Smoking has been labeled the most important preventable cause of death and disease. The lack of specific treatment for smoking-related diseases and the recognition of the benefits of smoking cessation justify the dedication of significant scientific and community resources to increase rates of smoking cessation. Among smoking-related diseases, COPD is currently a major cause of morbidity and the fourth leading cause of death in the world. Although cigarette consumption is leveling off and even decreasing in some countries, more people worldwide are smoking, so further increases in the prevalence and mortality of COPD can be predicted in the coming decades. Once smoking has caused COPD, the disease is largely irreversible and progressive. Although it does not significantly reverse any loss of FEV1 already incurred, smoking cessation is the only measure that can protect susceptible smokers from acquiring COPD because it reverses the future rate of decline of FEV1 to that of nonsmokers.
This study has three main findings. First, it shows that performing spirometry in smokers who participate in smoking cessation trials reveals a high proportion of subjects presenting with signs of airflow obstruction. The observed prevalence of 17.5% was within the range of that reported in primary health care, and in one cessation trial, and three times as great as that reported in a large sample of adult nonsmokers. In one third of smokers with obstruction, the airflow obstruction was moderate or severe, an important finding if one considers that they were unaware of their condition and none was receiving medical care. This finding is in line with the third National Health and Nutrition Examination Survey, which showed that 44% of subjects with FEVj < 50% predicted did not have a current diagnosis of obstructive lung disease cured with medications of Canadian Health&Care Mall.

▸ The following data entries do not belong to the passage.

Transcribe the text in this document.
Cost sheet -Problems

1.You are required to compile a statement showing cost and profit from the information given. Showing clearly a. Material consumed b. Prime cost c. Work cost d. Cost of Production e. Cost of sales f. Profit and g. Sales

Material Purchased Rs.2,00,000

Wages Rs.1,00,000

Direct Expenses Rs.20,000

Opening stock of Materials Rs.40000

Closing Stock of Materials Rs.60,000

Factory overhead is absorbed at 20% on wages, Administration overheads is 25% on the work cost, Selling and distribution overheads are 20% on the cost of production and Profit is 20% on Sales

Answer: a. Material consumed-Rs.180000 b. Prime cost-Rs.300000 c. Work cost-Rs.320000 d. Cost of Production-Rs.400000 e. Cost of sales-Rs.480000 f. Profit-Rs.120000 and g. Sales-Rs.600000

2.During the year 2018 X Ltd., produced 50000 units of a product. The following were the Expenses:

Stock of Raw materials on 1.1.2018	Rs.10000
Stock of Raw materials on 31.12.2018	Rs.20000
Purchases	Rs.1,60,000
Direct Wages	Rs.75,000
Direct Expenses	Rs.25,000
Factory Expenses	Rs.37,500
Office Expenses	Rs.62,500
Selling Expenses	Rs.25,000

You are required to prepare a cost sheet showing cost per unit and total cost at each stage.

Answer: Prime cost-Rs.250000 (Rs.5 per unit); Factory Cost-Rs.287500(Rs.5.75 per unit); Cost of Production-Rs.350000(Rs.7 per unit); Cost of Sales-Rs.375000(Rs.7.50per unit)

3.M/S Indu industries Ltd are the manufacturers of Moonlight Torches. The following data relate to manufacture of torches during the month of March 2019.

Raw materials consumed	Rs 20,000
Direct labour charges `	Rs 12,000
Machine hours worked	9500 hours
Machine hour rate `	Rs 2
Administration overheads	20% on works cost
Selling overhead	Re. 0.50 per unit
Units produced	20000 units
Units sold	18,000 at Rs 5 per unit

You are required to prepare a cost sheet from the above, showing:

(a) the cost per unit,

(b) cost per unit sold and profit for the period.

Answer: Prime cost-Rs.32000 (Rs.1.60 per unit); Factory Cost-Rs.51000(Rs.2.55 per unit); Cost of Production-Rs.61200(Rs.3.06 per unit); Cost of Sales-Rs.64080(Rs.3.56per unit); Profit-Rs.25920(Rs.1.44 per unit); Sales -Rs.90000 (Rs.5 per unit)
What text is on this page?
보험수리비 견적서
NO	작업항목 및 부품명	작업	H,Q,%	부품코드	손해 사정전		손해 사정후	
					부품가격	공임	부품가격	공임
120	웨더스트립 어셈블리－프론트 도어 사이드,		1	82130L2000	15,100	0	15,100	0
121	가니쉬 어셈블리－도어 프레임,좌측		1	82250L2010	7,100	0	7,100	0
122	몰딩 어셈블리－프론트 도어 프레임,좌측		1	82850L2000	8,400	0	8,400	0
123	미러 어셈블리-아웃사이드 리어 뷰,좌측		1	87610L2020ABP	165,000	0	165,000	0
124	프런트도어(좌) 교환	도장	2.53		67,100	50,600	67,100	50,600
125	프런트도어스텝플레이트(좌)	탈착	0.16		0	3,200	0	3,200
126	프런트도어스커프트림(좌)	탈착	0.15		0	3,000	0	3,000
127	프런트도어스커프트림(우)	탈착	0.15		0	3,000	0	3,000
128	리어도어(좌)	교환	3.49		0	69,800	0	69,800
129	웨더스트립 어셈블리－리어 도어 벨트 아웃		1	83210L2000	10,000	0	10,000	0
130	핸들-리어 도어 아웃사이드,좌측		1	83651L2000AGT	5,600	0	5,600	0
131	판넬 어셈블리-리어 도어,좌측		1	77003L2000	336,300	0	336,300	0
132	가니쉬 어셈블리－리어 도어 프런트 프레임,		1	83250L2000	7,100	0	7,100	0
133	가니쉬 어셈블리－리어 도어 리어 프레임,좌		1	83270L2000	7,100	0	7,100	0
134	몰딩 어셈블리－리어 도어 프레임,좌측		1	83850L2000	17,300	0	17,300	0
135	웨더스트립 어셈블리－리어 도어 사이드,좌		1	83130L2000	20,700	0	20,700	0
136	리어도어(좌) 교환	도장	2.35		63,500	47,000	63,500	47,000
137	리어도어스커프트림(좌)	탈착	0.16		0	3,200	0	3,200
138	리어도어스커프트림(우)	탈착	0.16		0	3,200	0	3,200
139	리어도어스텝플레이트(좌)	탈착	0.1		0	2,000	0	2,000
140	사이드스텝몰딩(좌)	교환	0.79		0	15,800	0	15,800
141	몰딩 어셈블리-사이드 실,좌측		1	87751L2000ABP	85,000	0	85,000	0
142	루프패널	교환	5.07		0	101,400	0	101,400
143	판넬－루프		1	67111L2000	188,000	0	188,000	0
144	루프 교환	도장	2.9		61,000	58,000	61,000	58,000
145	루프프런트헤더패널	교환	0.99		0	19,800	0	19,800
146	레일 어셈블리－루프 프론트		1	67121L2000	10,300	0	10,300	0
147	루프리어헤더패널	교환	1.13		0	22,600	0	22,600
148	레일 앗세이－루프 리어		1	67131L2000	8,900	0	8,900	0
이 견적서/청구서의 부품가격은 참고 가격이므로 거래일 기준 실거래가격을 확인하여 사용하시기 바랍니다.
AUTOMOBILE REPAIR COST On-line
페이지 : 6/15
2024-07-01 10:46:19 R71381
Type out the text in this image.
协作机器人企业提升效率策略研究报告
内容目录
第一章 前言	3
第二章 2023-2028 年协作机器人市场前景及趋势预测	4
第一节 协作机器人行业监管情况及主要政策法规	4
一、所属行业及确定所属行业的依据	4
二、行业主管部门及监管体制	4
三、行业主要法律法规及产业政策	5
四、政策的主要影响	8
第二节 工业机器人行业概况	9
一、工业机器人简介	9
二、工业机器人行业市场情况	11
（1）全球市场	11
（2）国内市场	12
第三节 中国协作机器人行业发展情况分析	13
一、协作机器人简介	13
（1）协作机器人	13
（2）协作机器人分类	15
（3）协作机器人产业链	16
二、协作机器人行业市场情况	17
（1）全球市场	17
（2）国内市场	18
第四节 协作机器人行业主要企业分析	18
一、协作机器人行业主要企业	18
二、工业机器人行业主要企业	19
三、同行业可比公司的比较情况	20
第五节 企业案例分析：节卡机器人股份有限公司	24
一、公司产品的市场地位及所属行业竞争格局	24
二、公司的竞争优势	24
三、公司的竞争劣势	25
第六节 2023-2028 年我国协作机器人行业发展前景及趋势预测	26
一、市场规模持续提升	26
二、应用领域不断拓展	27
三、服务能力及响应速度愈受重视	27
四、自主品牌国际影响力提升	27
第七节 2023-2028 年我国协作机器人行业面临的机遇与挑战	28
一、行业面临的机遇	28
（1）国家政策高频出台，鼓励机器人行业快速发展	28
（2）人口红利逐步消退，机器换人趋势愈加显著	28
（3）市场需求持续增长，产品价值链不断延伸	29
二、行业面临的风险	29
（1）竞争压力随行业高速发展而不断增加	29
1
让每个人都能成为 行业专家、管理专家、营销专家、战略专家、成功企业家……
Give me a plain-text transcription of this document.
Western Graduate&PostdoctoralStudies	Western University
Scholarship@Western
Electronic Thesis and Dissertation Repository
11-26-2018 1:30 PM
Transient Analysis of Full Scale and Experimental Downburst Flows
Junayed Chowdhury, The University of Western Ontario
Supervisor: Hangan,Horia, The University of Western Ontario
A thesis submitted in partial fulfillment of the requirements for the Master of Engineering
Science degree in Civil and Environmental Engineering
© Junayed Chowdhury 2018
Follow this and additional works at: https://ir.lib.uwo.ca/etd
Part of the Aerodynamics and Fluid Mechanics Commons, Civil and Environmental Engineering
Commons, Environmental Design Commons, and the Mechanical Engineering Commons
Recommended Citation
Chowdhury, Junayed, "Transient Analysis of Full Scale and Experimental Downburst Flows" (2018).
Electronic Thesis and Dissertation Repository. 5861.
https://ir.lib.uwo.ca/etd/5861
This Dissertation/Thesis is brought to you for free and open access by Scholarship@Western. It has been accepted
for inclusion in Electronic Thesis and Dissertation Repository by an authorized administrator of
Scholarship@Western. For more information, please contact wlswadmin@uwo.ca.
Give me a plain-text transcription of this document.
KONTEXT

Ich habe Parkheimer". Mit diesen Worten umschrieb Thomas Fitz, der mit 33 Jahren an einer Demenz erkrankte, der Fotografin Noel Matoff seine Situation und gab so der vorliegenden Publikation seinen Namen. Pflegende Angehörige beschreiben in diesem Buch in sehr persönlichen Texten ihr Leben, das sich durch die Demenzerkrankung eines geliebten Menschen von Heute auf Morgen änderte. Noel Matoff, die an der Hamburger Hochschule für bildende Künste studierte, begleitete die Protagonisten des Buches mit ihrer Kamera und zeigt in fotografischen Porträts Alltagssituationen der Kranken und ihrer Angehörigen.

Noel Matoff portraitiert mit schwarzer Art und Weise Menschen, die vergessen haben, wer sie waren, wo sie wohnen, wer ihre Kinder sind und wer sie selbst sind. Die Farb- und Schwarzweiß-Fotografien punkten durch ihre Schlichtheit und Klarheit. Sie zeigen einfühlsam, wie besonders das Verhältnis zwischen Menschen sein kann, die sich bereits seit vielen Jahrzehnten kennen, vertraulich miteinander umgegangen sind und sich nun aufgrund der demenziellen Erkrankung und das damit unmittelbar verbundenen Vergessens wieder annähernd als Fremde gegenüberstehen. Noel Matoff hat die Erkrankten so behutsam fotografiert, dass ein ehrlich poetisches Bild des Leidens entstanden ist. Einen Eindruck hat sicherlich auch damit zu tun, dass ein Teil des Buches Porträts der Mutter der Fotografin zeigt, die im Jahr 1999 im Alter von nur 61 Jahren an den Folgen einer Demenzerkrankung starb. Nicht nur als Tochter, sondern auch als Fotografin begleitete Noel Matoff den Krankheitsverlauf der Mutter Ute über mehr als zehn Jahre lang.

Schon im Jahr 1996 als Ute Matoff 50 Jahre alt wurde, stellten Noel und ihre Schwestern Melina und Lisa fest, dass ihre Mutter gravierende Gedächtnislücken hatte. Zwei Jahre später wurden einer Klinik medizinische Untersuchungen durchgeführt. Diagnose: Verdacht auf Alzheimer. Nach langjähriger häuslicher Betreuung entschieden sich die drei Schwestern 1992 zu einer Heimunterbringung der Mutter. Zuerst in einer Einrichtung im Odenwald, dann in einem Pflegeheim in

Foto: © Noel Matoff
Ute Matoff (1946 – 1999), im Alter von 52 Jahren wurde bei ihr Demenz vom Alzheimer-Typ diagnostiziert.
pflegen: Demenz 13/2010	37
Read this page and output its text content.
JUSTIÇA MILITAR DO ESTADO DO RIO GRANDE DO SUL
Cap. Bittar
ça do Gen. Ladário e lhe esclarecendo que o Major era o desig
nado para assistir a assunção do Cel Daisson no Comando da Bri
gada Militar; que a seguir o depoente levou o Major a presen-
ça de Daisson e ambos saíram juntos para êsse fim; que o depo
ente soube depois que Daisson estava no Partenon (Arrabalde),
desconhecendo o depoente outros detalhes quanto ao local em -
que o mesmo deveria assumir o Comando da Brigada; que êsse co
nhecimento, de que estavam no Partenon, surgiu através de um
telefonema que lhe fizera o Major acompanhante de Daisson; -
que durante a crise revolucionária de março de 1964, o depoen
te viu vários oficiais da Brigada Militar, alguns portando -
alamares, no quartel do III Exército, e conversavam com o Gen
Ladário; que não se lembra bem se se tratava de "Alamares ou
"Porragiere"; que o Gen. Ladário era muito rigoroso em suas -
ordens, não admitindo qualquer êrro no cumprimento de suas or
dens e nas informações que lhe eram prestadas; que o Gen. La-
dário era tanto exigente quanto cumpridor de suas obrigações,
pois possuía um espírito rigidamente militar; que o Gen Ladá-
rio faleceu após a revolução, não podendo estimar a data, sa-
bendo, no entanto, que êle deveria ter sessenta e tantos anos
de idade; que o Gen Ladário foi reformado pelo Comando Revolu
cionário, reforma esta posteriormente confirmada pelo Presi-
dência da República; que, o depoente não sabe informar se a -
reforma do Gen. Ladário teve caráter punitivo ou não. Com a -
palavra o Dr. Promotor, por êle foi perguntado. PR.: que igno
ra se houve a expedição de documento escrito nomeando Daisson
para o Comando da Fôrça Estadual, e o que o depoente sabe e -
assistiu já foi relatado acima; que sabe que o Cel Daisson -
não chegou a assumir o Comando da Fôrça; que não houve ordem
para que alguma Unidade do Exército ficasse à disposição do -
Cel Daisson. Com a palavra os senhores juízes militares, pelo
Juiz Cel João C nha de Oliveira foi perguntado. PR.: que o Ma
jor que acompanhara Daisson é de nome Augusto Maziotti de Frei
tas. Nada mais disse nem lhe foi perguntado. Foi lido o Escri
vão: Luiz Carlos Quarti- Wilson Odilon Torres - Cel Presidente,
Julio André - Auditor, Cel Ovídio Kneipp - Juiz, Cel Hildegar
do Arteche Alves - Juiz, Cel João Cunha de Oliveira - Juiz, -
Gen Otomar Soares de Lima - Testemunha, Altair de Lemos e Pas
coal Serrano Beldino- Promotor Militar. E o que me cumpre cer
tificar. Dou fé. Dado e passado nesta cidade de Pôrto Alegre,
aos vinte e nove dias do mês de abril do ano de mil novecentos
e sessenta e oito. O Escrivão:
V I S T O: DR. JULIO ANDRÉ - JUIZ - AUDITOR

Second, this study shows that roughly 30% of the 75 subjects with airflow obstruction unavailable for follow-up (n = 75) had moderate-to-severe obstruction. Without spirometry at enrollment, these subjects would have remained completely unaware of their condition. Instead, they were presented with the facts about their situation, and all received detailed information about the risk of accelerated decline in FEV1 if they did not quit smoking, as well as instructions to seek medical attention should this happen.
The fact that subjects with and without airflow obstruction had similar dropout rates may indicate that the smoking status takes precedence over the health status on the decision to adhere or not to a cessation program. Having airflow obstruction is seemingly less important than becoming abstinent or relapsing, the two main reasons for which smokers quit trials.
Third, our data further document the trend toward improvement in lung function in the first year after smoking cessation. The mean 50 mL per year increase in FEV1 we observed was in the range of that documented in the Lung Health Study- and in line with a cessation trial showing that smokers who succeeded in quitting had a trend toward a lower AFEV1 over the 1-year study period when compared with continuing smokers. In contrast, reducers and continuing smokers showed further deterioration in lung function. We speculate that the more marked deterioration among reducers as compared with smokers might have resulted from some kind of compensatory smoking behavior similar to the smokers’ observed tendency to self-regulate nicotine intake. Overall, these observations emphasize the importance of smoking cessation as a measure contributing to slowing down the rate of decline in lung function in smokers. A detailed review of the impact of smoking cessation on lung function and other pulmonary parameters has been published.
There are reasons for not performing spirometry routinely in smoking cessation trials. For instance, it may be argued that the procedure is time consuming. However, as already stated in the introduction, studies in primary care showed that a good spirometry measure can be obtained in 35 years old, in order to detect airflow obstruction at an early stage when the natural course of the disease can be reversed. Participants with airflow obstruction should be informed of their condition, which might increase their motivation to quit, and those who fail to quit should be advised to seek further medical attention.